There are many reasons for celebrating the Mighty Sparrow but one of the most compelling is surely the spirit of the man.
The Mighty Sparrow belongs to an entertainment elite of rare vintage. As he reached his 79th birthday yesterday, eagerly anticipating his 80th celebration, the legendary calypsonian gave expression to his evergreen spirit, singing “Happy birthday to me”, as he invited everyone to sing along. No one gives more active meaning to the theme of his memorable song, “Age is just a number”. With his commitment to craft, his obvious joy in entertaining his fans and the sheer willpower that keeps him keeping on, the Mighty Sparrow is an example to all of the possibilities of living life to the fullest.

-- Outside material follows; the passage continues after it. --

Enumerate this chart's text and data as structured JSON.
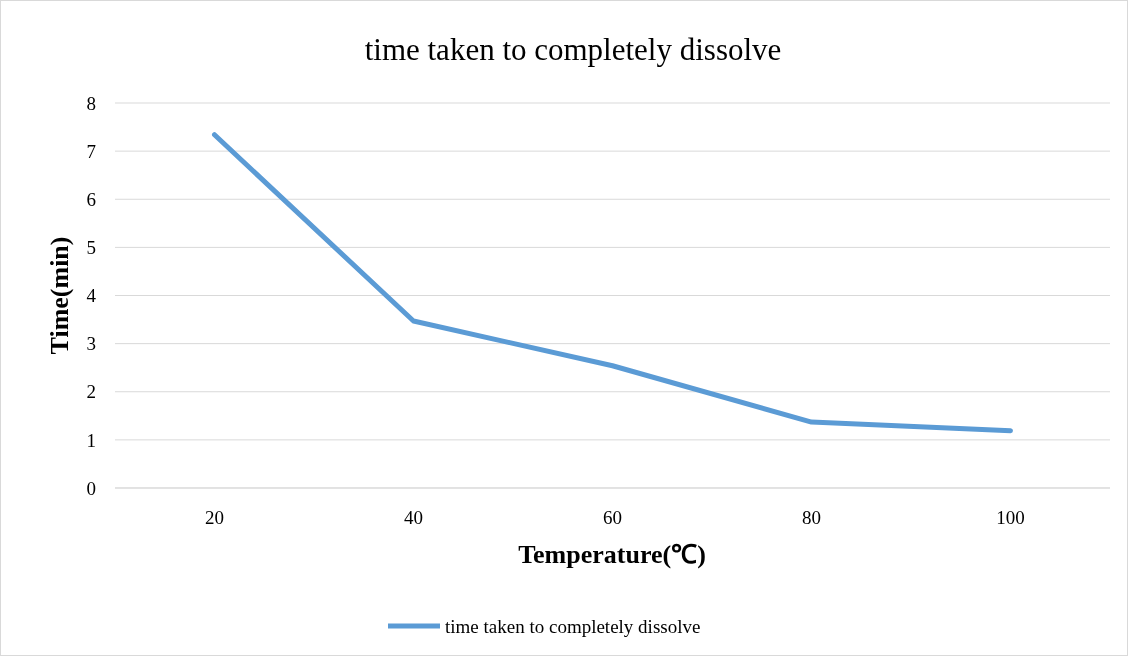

The all-surpassing calypsonian, whose latest accomplishment was surviving life-threatening illness, this year also added the stellar national recognition of the Order of Trinidad and Tobago to the Order of the Caribbean Community which was bestowed on him a year ago. No string of awards, however, could compare with the string of calypsoes with which he has adorned our lives. There is almost nothing that he has not sung about and no occasion that cannot be enhanced by a Sparrow calypso. He has truly given us music for every season and lyrics for every reason. For durability and talent, the Mighty Sparrow is a class all of his own.
Although gone are the days when he would flit about the stage, earning himself the Sparrow sobriquet, the singer who emerged to glory in 1956 continues to perform to sold out audiences. This week he is the toast of the town in a series of concerts marking his birthday and celebrating his presence among us. While he may not be as lively on his legs as before, Sparrow boasts that his “memory is at 100 per cent”, and that he is capable of drawing upon an incomparable repertoire that includes songs in Spanish, Dutch, French patois, French and “the good old Queen’s English”. He has much more than a varied oeuvre to offer, though. Sparrow’s body of work, as sociology and music, is unrivalled as an archive of public life and attitudes of T&T society, in particular, and Caribbean society in general.
At a time in T&T when there sometimes appears regrettably little to celebrate and much to grieve over, the cheerful self-preservation of a true cultural icon provides occasion for genuine national pride and joy. Amid the circumstances of his declining years, Sparrow sets an example of admirable self-control by restricting himself to just “half a beer” even as he remains willing to give 100 per cent plus to his fans.
As we mark his 79th birthday and look forward to next year’s 80th celebration and beyond, we wish the Mighty Sparrow many years of good health and great times.
Stay aloft, Birdie, flying as high as you can, for as long as you can.